Some of the commentators who downplay the impact of the Supreme Court’s recent ruling in McCutcheon v. FEC say the decision affects only a small universe of mega-donors who’ve bumped up against the federal limits on campaign donations, which the Court now says are unconstitutional.

But guess what?  The vast majority of those super-donors are men – who now have a chance to make the big megaphones they’re holding even bigger.

According to the Center for Responsive Politics:

 In the 2012 election cycle, 644 individual donors hit the aggregate limit of $117,000. Among them, 501, or 78 percent, were men; women accounted for just 22 percent these contributors.
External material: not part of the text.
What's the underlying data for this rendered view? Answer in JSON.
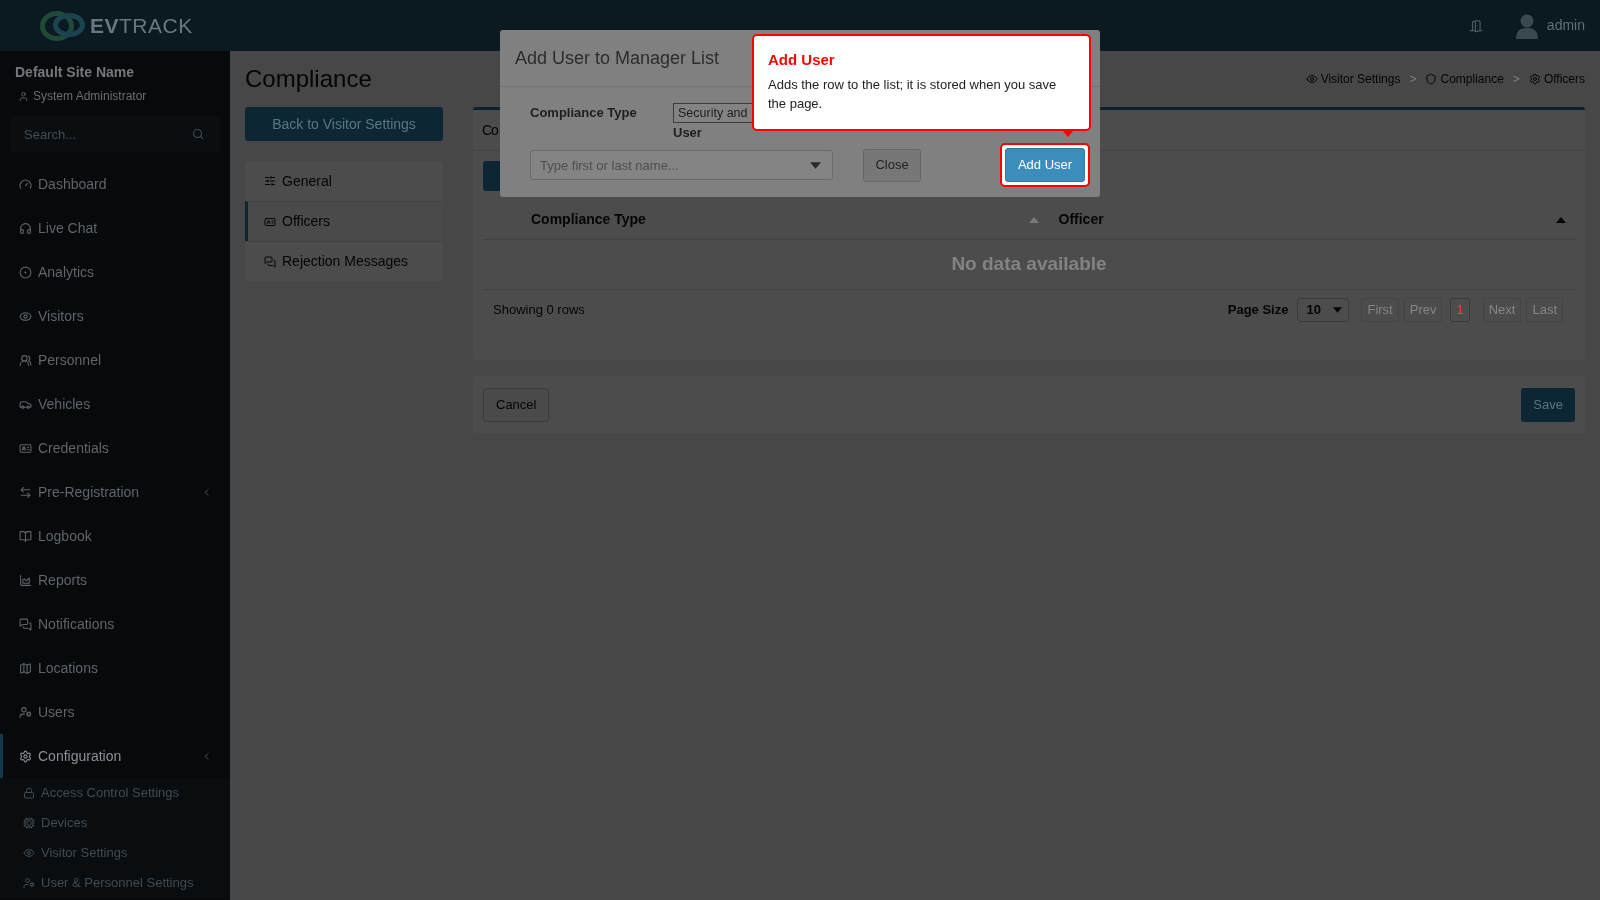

Women political donors already lag behind in their giving, and the Court’s decision in McCutcheon is only likely to worsen this disparity. As I pointed out for the Washington Monthly:

[W]omen contributed just 30 percent of all political donations made in the 2011-2012 campaign cycle, and among donors who gave more than $200 to candidates, men outnumbered women 2 to 1. …
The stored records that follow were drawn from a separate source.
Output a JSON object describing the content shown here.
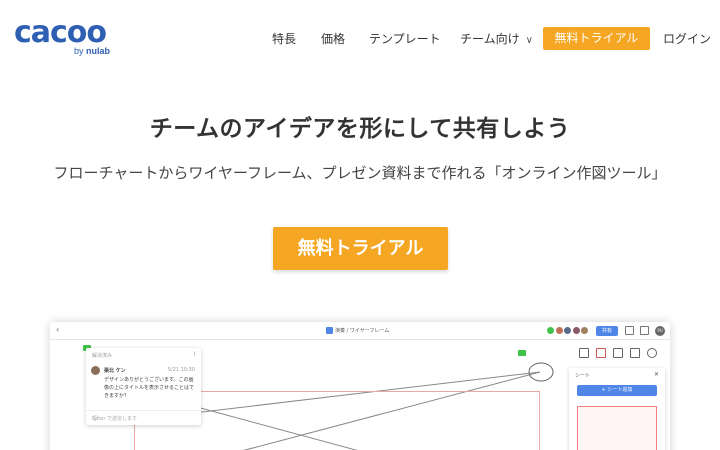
{
  "brand": {
    "logo_text": "cacoo",
    "sub_by": "by",
    "sub_company": "nulab",
    "color": "#2f5fb3"
  },
  "nav": {
    "items": [
      "特長",
      "価格",
      "テンプレート",
      "チーム向け"
    ],
    "team_chevron": "∨",
    "trial_label": "無料トライアル",
    "login_label": "ログイン"
  },
  "hero": {
    "title": "チームのアイデアを形にして共有しよう",
    "subtitle": "フローチャートからワイヤーフレーム、プレゼン資料まで作れる「オンライン作図ツール」",
    "cta_label": "無料トライアル"
  },
  "accent_color": "#f5a623",
  "preview": {
    "back": "‹",
    "doc_title": "演奏 / ワイヤーフレーム",
    "share_label": "共有",
    "user_initials": "PU",
    "comment": {
      "header": "解決済み",
      "author": "栗北 ケン",
      "time": "5/21 10:30",
      "text": "デザインありがとうございます。この画像の上にタイトルを表示させることはできますか？",
      "input_placeholder": "Enter で返信します"
    },
    "sheet_panel": {
      "title": "シート",
      "close": "✕",
      "add_label": "+ シート追加"
    }
  }
}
Moreover, among the top 25 overall individual donors in 2012, only one was a woman giving in her own name, while the rest were spouses of such male mega-donors as Sheldon Adelson and Jeffrey Katzenberg. (In contrast, eight men—including George Soros and Michael Bloomberg—donated solo.)

If your ability to be heard in the political system increasingly depends on the size of your wallet (or, rather, handbag), as McCutcheon seems to imply, women face the prospect of even more serious under-representation, despite their importance in electoral politics.

The silver lining, however, is that women candidates are just as successful as men, if not more so, in fundraising. An analysis for the organization Political Parity found that women raise just as much money as men, both in campaign receipts and from PAC’s. For proof, look no further than Hillary Clinton – in 2013, the superPAC formed in her name raised more than $4 million, outdoing any other potential 2016 frontrunners.

Nevertheless, women have long faced an uphill battle for equal representation in the political sphere. Sadly, the Supreme Court’s decision in McCutcheon added one more hurdle.